The Three Lions coach is not ignorant, he will be fully aware of Maddison’s impressive statistics and the frequency with which he has exhibited his best attributes in the recent months – so why the constant omissions?
One possible answer is that there is simply no place for a player of Maddison’s profile in Southgate’s desired squad structure.
England have frequently played with three at the back and wing-backs alongside an industrious midfield duo – usually Declan Rice (£2.4m) and Kalvin Phillips (£1.8m) or Jude Bellingham.
It’s clear Maddison, as a genuine No10, does not fit the required mould in this formation unless he were to play in the front three but Southgate prefers quick runners such Raheem Sterling (£5m) and Bukayo Saka (£4.1m) either side of Harry Kane (£7.5m).
It’s relevant that Foden, who is more similar to Maddison in terms of skill-set, has generally been unable to impact games in the same manner he does for Man City when tasked with playing out wide at international level.
Where Maddison could theoretically slot in is as the most advanced midfielder in the 4-3-3 formation also frequently used by Southgate, generally against weaker opposition.
This role has been locked down by Mason Mount (£4.4m) in recent times but in terms of current form it’s chalk and cheese between Chelsea’s homegrown playmaker and Maddison – the former is yet to register a goal or assist for the Blues this season.

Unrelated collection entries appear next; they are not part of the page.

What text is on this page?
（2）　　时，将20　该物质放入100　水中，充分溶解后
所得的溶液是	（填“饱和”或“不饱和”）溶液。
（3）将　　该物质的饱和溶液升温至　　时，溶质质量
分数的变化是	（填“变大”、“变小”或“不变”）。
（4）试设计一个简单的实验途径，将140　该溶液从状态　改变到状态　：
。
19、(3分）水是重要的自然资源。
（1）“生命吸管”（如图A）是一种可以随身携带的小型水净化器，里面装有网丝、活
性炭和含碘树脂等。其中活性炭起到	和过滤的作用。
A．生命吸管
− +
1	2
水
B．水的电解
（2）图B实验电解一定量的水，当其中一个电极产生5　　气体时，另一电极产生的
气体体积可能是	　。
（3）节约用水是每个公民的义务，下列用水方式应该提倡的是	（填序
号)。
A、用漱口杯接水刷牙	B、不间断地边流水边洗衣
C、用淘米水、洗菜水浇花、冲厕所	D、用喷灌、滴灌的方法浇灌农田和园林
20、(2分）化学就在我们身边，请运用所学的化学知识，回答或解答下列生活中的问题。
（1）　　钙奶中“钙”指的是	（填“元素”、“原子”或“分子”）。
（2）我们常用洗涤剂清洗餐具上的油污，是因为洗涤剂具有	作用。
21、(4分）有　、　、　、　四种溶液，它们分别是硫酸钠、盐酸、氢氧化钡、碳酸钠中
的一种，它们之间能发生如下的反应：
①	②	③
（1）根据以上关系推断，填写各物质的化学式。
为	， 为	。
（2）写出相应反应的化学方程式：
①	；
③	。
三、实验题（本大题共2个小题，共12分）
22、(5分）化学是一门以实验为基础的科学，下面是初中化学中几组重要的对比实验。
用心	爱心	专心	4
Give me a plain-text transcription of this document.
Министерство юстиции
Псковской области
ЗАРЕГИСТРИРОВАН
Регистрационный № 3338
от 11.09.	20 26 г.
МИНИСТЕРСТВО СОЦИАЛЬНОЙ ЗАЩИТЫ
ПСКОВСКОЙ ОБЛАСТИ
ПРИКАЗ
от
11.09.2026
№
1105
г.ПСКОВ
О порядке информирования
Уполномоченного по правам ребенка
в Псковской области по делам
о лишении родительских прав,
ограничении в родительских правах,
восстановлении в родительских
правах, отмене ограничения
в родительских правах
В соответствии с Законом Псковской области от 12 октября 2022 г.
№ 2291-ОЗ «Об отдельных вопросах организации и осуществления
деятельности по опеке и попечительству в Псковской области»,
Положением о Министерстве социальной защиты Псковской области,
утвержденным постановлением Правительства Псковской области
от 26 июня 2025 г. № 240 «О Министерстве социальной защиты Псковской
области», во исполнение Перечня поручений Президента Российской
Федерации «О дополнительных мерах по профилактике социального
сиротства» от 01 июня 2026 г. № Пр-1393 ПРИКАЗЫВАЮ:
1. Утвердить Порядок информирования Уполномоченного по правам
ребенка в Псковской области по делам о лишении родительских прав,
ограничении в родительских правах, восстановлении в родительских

In fairness, Mount produced the goods last campaign and finished as one of only three players to reach double figures for goals and assists in the Premier League.
Plus, one of the main reasons Southgate is such a fan of Chelsea’s No19 is because of his work rate out of possession, a discipline in which he eclipses Maddison.
However, isn’t there a case to be made that while some games require the dual purpose of Mount others may be more suited to the superior attacking flourishes of Maddison?
World Cup spoiler: Iran will sit deep against England in that first group and so perhaps Maddison’s mound of goal involvements is a more relevant factor than Mount’s final third pressures?
Foden could also play as the most advanced midfielder in England’s 4-3-3 but it’s notable that Pep Guardiola, who knows a thing or two, has got the best out of the youngster by deploying him predominantly in the front three.
Southgate will put faith in his preparations for this World Cup and probably sees Maddison’s sparkling form as annoying ammunition for his detractors rather than an opportunity to improve the squad at the last minute.
This is the challenge presented to a coach: when should you compromise your established approach to accommodate a potentially useful asset?
One thing is certain, if Maddison continues to stack up goals and assists from now until late November, there will be considerable frustration among fans if England find it difficult to break down Iran, USA and Wales in Qatar without him.